Most organizations want to follow the principle of least privilege: that employees should only have access to what they need. But how do you determine that? We don't know what someone should have access to. IT and security teams lack the business context for these decisions: What is this app? Is it sensitive? What kinds of users should have access to it? This context exists primarily in people's heads, and if documented, it's in an unmaintained spreadsheet. Context decays quickly.

When you don't know what access users need, you make a mess. Users over-request access to unblock themselves. IT copies someone else's permissions hoping it works. These incremental changes accumulate into inconsistent controls that never get cleaned up. You end up with hundreds of unused groups and permissions that made sense three reorganizations ago — and no one knows what's actually needed anymore.

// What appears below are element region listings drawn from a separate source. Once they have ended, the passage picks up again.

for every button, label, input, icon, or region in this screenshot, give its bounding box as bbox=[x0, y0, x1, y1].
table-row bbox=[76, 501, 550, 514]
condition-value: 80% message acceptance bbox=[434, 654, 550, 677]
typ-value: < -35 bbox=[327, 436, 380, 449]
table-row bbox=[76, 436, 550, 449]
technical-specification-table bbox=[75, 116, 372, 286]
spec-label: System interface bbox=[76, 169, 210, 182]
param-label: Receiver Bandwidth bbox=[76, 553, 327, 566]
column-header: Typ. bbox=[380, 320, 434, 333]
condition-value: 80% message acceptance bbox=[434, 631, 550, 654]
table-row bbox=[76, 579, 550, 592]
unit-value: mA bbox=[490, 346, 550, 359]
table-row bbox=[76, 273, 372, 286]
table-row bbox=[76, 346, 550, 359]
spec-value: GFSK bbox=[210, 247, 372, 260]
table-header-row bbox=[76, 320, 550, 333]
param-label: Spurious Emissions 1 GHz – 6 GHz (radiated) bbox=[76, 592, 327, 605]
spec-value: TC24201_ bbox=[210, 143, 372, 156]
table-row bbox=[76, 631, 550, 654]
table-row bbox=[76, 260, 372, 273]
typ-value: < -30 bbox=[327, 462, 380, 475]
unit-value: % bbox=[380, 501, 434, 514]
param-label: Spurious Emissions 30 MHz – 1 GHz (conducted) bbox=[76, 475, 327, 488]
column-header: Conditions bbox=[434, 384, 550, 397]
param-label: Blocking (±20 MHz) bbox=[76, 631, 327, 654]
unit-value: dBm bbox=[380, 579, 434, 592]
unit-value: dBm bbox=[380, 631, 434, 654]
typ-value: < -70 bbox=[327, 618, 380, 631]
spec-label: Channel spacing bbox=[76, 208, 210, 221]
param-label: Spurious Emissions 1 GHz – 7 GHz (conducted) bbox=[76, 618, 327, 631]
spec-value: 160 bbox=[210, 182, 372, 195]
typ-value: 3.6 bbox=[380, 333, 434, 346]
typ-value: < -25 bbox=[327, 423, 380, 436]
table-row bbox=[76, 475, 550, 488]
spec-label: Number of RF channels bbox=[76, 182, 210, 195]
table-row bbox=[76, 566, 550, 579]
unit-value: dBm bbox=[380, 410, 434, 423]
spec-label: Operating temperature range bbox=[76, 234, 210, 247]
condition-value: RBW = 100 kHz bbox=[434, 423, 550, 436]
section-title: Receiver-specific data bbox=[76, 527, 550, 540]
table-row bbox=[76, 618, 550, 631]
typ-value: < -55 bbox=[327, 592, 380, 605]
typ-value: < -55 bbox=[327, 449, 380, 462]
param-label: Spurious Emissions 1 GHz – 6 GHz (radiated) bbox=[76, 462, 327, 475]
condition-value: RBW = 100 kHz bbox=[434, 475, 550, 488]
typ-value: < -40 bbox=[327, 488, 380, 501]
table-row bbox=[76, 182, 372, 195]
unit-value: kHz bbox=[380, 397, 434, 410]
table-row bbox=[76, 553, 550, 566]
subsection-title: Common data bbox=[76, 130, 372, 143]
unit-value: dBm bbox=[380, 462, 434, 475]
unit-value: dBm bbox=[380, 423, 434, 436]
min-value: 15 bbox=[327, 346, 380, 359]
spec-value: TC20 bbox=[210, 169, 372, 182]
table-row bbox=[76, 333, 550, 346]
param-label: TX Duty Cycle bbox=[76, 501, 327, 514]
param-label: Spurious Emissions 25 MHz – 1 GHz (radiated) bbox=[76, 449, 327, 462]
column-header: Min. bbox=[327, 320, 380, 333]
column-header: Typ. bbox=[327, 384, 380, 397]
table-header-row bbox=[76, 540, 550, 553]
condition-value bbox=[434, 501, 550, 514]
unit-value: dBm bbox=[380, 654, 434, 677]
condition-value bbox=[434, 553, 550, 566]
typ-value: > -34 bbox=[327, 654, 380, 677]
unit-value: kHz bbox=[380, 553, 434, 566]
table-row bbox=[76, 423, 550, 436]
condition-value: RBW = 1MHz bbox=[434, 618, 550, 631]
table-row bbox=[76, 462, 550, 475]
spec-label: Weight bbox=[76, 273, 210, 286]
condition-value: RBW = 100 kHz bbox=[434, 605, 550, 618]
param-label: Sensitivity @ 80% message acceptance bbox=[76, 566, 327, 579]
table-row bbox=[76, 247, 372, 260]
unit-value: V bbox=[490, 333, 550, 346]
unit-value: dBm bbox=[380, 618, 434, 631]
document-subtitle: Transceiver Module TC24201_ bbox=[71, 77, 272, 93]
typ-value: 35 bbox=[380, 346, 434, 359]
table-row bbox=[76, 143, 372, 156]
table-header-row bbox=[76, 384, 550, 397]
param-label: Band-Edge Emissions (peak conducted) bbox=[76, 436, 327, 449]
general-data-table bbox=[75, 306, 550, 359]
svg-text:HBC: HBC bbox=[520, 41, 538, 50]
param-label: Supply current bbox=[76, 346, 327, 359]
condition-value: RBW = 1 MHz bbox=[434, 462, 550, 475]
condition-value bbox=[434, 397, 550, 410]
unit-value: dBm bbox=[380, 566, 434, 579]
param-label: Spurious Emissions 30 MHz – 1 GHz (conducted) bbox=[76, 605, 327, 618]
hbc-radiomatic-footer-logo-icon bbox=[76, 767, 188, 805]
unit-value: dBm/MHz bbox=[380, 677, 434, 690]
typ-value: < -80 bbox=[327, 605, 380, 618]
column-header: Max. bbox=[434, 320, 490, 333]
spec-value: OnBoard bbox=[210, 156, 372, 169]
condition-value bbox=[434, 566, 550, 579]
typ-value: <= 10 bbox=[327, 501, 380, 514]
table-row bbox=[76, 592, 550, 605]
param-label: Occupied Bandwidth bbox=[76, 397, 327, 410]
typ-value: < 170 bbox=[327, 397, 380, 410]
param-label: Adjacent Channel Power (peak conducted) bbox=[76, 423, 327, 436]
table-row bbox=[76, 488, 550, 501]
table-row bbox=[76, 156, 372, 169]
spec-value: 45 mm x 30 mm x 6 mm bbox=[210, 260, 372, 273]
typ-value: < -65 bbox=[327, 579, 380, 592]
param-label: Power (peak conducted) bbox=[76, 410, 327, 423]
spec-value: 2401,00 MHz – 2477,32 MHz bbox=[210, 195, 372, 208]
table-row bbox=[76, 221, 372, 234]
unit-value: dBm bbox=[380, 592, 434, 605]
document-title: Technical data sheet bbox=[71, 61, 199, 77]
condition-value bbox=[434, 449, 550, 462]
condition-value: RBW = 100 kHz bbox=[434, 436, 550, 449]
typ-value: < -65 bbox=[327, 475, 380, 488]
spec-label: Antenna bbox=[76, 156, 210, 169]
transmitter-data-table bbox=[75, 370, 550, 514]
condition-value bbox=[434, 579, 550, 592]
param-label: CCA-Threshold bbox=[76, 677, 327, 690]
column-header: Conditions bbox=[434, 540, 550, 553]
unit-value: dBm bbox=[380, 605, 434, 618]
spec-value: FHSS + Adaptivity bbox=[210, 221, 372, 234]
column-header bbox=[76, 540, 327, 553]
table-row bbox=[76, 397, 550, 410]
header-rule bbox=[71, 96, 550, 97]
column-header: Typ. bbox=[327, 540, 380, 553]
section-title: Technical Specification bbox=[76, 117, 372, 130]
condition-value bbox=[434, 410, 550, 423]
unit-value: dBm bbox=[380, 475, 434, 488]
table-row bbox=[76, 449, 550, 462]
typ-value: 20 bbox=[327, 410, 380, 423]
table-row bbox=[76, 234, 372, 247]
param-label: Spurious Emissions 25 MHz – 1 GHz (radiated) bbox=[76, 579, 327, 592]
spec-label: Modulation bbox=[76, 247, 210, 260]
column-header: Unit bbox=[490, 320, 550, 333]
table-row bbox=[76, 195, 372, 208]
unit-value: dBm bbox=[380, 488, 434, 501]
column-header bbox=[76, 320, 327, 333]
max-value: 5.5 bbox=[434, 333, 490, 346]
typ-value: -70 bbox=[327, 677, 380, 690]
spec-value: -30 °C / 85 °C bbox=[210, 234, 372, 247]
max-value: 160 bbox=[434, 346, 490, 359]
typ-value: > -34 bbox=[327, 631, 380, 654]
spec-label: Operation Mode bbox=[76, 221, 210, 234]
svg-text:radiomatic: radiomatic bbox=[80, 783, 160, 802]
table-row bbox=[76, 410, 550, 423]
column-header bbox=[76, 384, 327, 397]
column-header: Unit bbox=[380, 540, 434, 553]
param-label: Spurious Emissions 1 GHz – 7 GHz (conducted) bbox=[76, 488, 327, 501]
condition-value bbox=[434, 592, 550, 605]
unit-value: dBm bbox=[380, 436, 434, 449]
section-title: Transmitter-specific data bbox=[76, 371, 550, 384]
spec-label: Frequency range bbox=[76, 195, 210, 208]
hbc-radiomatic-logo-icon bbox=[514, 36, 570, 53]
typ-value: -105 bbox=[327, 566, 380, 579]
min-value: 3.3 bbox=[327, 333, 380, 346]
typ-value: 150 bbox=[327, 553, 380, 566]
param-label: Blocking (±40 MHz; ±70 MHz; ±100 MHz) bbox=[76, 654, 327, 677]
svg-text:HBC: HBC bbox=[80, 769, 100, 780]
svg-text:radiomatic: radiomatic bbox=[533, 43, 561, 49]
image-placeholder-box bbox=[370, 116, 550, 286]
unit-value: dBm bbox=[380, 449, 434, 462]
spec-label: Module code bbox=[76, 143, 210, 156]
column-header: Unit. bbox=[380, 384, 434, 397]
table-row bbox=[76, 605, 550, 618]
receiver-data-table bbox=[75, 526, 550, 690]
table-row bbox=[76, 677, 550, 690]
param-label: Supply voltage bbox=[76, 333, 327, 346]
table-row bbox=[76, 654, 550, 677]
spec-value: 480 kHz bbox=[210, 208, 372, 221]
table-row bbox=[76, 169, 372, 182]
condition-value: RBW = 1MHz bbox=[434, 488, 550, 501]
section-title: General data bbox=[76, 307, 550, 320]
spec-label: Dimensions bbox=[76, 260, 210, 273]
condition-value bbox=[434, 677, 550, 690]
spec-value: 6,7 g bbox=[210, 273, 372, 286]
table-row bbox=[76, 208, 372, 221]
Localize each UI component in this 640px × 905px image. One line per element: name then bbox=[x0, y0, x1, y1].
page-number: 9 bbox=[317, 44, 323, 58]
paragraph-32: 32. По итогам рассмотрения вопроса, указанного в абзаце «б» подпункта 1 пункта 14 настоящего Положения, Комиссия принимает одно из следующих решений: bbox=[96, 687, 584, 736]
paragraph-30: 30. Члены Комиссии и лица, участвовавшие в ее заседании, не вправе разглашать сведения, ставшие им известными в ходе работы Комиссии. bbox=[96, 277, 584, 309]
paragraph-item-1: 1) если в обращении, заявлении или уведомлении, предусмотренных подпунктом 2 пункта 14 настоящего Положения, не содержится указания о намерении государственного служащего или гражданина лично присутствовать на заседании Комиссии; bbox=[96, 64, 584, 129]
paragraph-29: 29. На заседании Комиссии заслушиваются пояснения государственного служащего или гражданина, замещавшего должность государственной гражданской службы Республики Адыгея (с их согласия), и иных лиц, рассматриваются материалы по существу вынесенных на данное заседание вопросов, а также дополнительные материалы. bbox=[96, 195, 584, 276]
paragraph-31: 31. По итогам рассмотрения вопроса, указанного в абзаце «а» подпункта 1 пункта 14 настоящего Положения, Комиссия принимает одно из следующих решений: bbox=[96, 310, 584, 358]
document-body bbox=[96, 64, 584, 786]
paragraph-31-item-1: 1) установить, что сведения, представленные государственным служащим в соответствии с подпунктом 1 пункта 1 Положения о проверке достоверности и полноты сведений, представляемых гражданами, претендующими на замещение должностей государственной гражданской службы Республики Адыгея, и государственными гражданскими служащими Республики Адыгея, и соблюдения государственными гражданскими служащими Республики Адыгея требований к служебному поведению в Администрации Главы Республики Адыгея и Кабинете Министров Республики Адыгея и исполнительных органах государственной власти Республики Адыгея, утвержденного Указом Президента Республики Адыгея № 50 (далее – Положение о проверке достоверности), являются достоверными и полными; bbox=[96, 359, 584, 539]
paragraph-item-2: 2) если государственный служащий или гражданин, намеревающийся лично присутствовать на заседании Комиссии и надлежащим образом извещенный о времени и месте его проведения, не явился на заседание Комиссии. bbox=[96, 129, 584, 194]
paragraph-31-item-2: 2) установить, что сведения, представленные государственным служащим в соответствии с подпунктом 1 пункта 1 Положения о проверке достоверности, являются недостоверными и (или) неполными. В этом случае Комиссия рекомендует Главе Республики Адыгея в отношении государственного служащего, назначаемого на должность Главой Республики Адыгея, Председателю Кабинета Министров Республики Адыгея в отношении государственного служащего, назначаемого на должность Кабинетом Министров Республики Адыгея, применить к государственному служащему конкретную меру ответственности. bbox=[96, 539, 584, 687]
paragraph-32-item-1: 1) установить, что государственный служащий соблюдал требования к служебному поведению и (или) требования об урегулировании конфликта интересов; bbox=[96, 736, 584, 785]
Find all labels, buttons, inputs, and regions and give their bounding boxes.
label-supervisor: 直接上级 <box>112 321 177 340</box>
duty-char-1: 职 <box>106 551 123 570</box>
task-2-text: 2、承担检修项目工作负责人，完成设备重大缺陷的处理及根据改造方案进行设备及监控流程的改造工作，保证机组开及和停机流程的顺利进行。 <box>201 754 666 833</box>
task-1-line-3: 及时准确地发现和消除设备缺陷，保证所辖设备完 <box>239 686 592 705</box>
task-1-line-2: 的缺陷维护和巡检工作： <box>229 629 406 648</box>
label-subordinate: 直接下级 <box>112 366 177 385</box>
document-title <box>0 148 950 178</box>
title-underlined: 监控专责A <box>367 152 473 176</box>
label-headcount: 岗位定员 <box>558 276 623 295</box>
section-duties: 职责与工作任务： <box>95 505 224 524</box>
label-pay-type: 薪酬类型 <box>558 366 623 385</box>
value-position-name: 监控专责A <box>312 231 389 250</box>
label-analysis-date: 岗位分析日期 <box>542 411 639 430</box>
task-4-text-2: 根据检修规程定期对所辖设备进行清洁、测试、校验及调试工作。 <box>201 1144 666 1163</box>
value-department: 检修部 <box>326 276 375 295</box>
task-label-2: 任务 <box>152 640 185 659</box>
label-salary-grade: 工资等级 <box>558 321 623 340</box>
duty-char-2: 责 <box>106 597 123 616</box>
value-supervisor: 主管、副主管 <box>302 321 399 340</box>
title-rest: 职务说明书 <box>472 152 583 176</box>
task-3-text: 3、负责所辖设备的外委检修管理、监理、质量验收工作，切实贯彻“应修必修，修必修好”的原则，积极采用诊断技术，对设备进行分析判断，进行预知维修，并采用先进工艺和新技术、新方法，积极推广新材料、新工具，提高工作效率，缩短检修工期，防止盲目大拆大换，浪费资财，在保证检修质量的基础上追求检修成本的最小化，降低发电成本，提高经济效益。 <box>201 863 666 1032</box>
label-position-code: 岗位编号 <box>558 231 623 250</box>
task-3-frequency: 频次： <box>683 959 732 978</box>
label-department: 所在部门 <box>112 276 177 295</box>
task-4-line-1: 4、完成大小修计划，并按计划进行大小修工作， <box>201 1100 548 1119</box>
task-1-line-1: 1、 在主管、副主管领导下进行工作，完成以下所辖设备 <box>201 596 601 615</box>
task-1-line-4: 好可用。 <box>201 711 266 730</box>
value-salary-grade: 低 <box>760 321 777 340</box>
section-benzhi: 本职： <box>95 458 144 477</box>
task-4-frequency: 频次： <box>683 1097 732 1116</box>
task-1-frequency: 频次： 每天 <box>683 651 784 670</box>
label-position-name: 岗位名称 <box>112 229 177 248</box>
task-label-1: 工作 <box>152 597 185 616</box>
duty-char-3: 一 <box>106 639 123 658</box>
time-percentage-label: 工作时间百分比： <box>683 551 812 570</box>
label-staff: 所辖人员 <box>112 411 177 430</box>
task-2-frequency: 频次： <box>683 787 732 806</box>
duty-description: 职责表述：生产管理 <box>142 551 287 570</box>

When you get provisioning wrong initially, you spend time cleaning it up later. Debugging why someone's access works or doesn't is nearly impossible. You fear removing access and breaking the business — especially when granting access again requires another ticket and hours of waiting. The industry has invented whole product categories to address this, like IGA for user access reviews required by compliance and ISPM for identifying IAM misconfigurations. But these are symptoms of the underlying problem: that we don't have a systematic way to maintain access controls as organizations evolve.

Building something better

There's no shortage of identity pain points. Even basic controls like SSO and MFA are nearly impossible to implement everywhere. Access requirements constantly change, making them difficult to maintain. And identity decisions require business context that security teams rarely have.

These aren't just theoretical problems. They have real, measurable impact on people's daily work. IT teams spend countless hours on access request tickets that could be automated. Employees get frustrated when they can't access the tools they need to do their jobs. Security teams burn out from the constant manual work of managing exceptions and reviewing access that may or may not be appropriate.

When we founded Oblique, we set out to work on real, tactical, impactful security problems that aren't disappearing anytime soon — and that's what we're doing. Identity is a mess right now, but identity was also a mess before, and it'll probably keep being a mess.

We're tackling authorization for corporate environments first. It's not trendy, but we know it's impactful, because it's what we heard security leaders complain about most. Your IT and security teams want their access controls to be more maintainable. We're here to help you get there.